Ma mère disait : "N'oublie pas ton chapeau. "
Mon père disait : "N'oublie pas d'être heureuse. "
Comme s'ils pressentaient à quels dangers je pourrais m'exposer...

Dans ce roman teinté d'humour et de mélancolie, Christine Orban touche à l'essentiel de toute vie.

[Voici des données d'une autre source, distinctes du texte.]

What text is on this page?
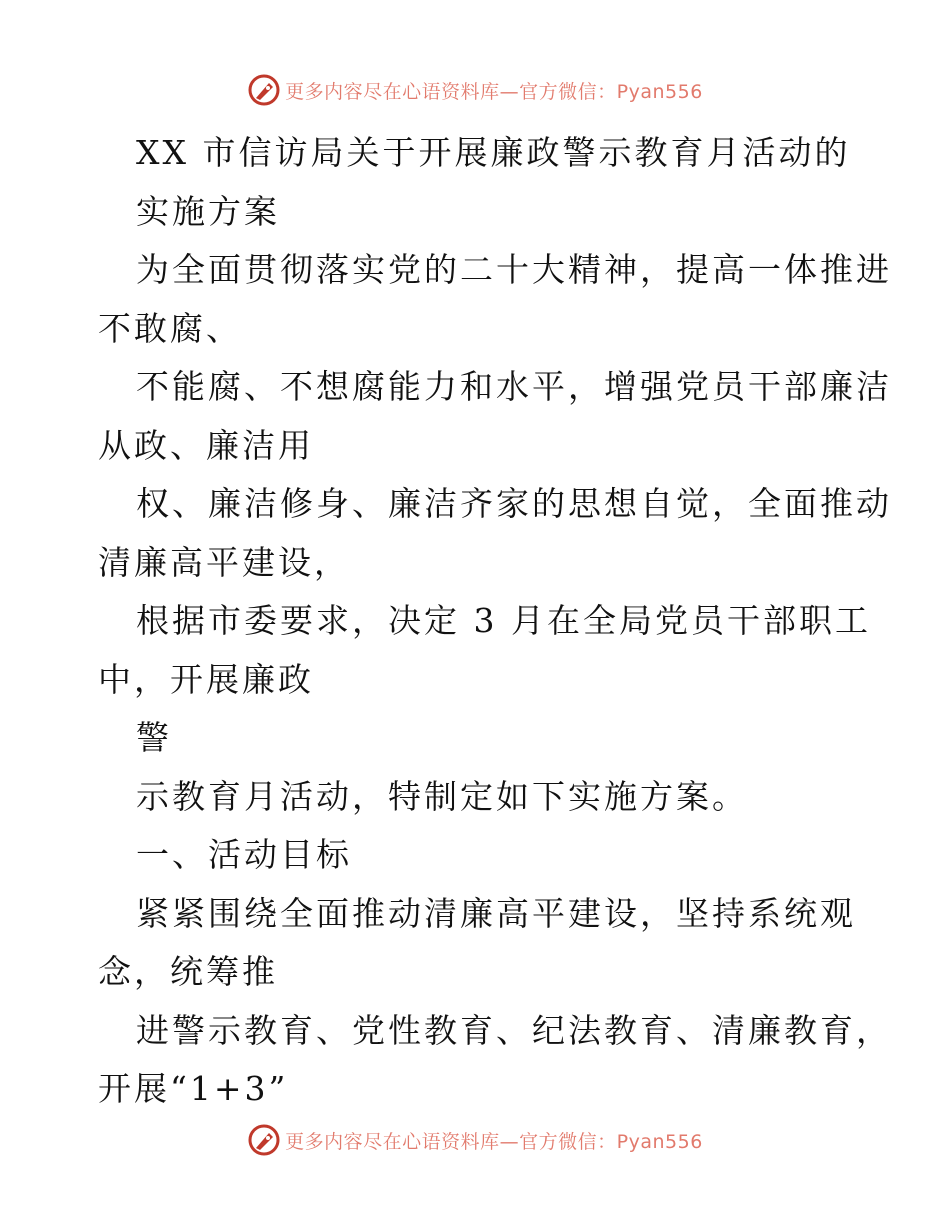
更多内容尽在心语资料库—官方微信：Pyan556
XX 市信访局关于开展廉政警示教育月活动的
实施方案
为全面贯彻落实党的二十大精神，提高一体推进
不敢腐、
不能腐、不想腐能力和水平，增强党员干部廉洁
从政、廉洁用
权、廉洁修身、廉洁齐家的思想自觉，全面推动
清廉高平建设，
根据市委要求，决定 3 月在全局党员干部职工
中，开展廉政
警
示教育月活动，特制定如下实施方案。
一、活动目标
紧紧围绕全面推动清廉高平建设，坚持系统观
念，统筹推
进警示教育、党性教育、纪法教育、清廉教育，
开展“1+3”
更多内容尽在心语资料库—官方微信：Pyan556
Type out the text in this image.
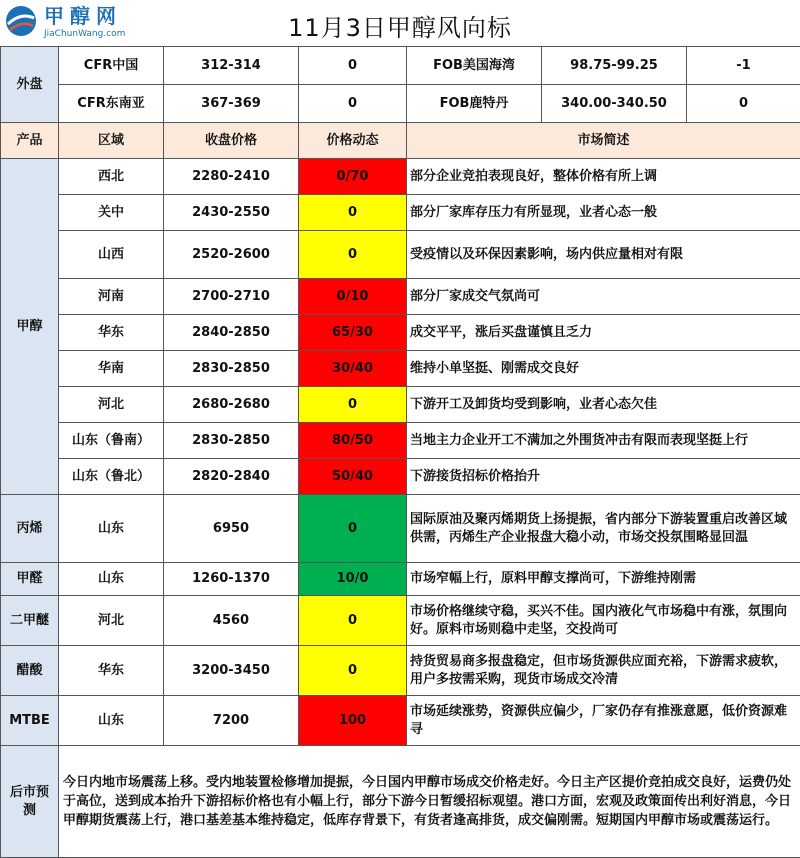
甲醇网
JiaChunWang.com	11月3日甲醇风向标
外盘	CFR中国	312-314	0	FOB美国海湾	98.75-99.25	-1
	CFR东南亚	367-369	0	FOB鹿特丹	340.00-340.50	0
产品	区域	收盘价格	价格动态	市场简述		
甲醇	西北	2280-2410	0/70	部分企业竞拍表现良好，整体价格有所上调		
	关中	2430-2550	0	部分厂家库存压力有所显现，业者心态一般		
	山西	2520-2600	0	受疫情以及环保因素影响，场内供应量相对有限		
	河南	2700-2710	0/10	部分厂家成交气氛尚可		
	华东	2840-2850	65/30	成交平平，涨后买盘谨慎且乏力		
	华南	2830-2850	30/40	维持小单坚挺、刚需成交良好		
	河北	2680-2680	0	下游开工及卸货均受到影响，业者心态欠佳		
	山东（鲁南）	2830-2850	80/50	当地主力企业开工不满加之外围货冲击有限而表现坚挺上行		
	山东（鲁北）	2820-2840	50/40	下游接货招标价格抬升		
丙烯	山东	6950	0	国际原油及聚丙烯期货上扬提振，省内部分下游装置重启改善区域供需，丙烯生产企业报盘大稳小动，市场交投氛围略显回温		
甲醛	山东	1260-1370	10/0	市场窄幅上行，原料甲醇支撑尚可，下游维持刚需		
二甲醚	河北	4560	0	市场价格继续守稳，买兴不佳。国内液化气市场稳中有涨，氛围向好。原料市场则稳中走坚，交投尚可		
醋酸	华东	3200-3450	0	持货贸易商多报盘稳定，但市场货源供应面充裕，下游需求疲软，用户多按需采购，现货市场成交冷清		
MTBE	山东	7200	100	市场延续涨势，资源供应偏少，厂家仍存有推涨意愿，低价资源难寻		
后市预测	今日内地市场震荡上移。受内地装置检修增加提振，今日国内甲醇市场成交价格走好。今日主产区提价竞拍成交良好，运费仍处于高位，送到成本抬升下游招标价格也有小幅上行，部分下游今日暂缓招标观望。港口方面，宏观及政策面传出利好消息，今日甲醇期货震荡上行，港口基差基本维持稳定，低库存背景下，有货者逢高排货，成交偏刚需。短期国内甲醇市场或震荡运行。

L'AUTEUR : Christine Orban a notamment publié aux Éditions Albin Michel L'Ame soeur (1998), J'étais l'origine du monde (2000), Fringues (2002), Le Silence des hommes (2003), La Mélancolie du dimanche (2004), Deux fois par semaine (2005) et Petites phrases pour traverser la vie en cas de tempêtes...et par beau temps aussi (2007).

Extrait du livre :
J'ai toujours rêvé d'être snob.
La première fois que le mot «snob» a traversé mon esprit, c'était sur la plage de Pont-Blondin, un petit village près de Fédala, après l'avoir entendu sans le comprendre de la bouche de notre cousine Fifi.
Snob résonnait comme un de ces noms de chien que mon père affectionnait, un nom court, autoritaire, qui claquait comme un ordre : «Snob, au pied», «Snob, couché.»
Snob aurait pu convenir à notre nouveau braque allemand, si le calendrier n'avait exigé un nom qui commence par la lettre P.
Mon père, qui avait un certain esprit de contradiction, décida d'appeler notre chien : «Plouc».
C'est ainsi que je devinai que Snob devait être le contraire de Plouc.
La différence entre les habitants de Fédala et ceux que Fifi appelait «snobs» devait être aussi criante qu'entre ses souliers de marque cousus main et des godasses vendues derrière les planches pour quelques dirhams.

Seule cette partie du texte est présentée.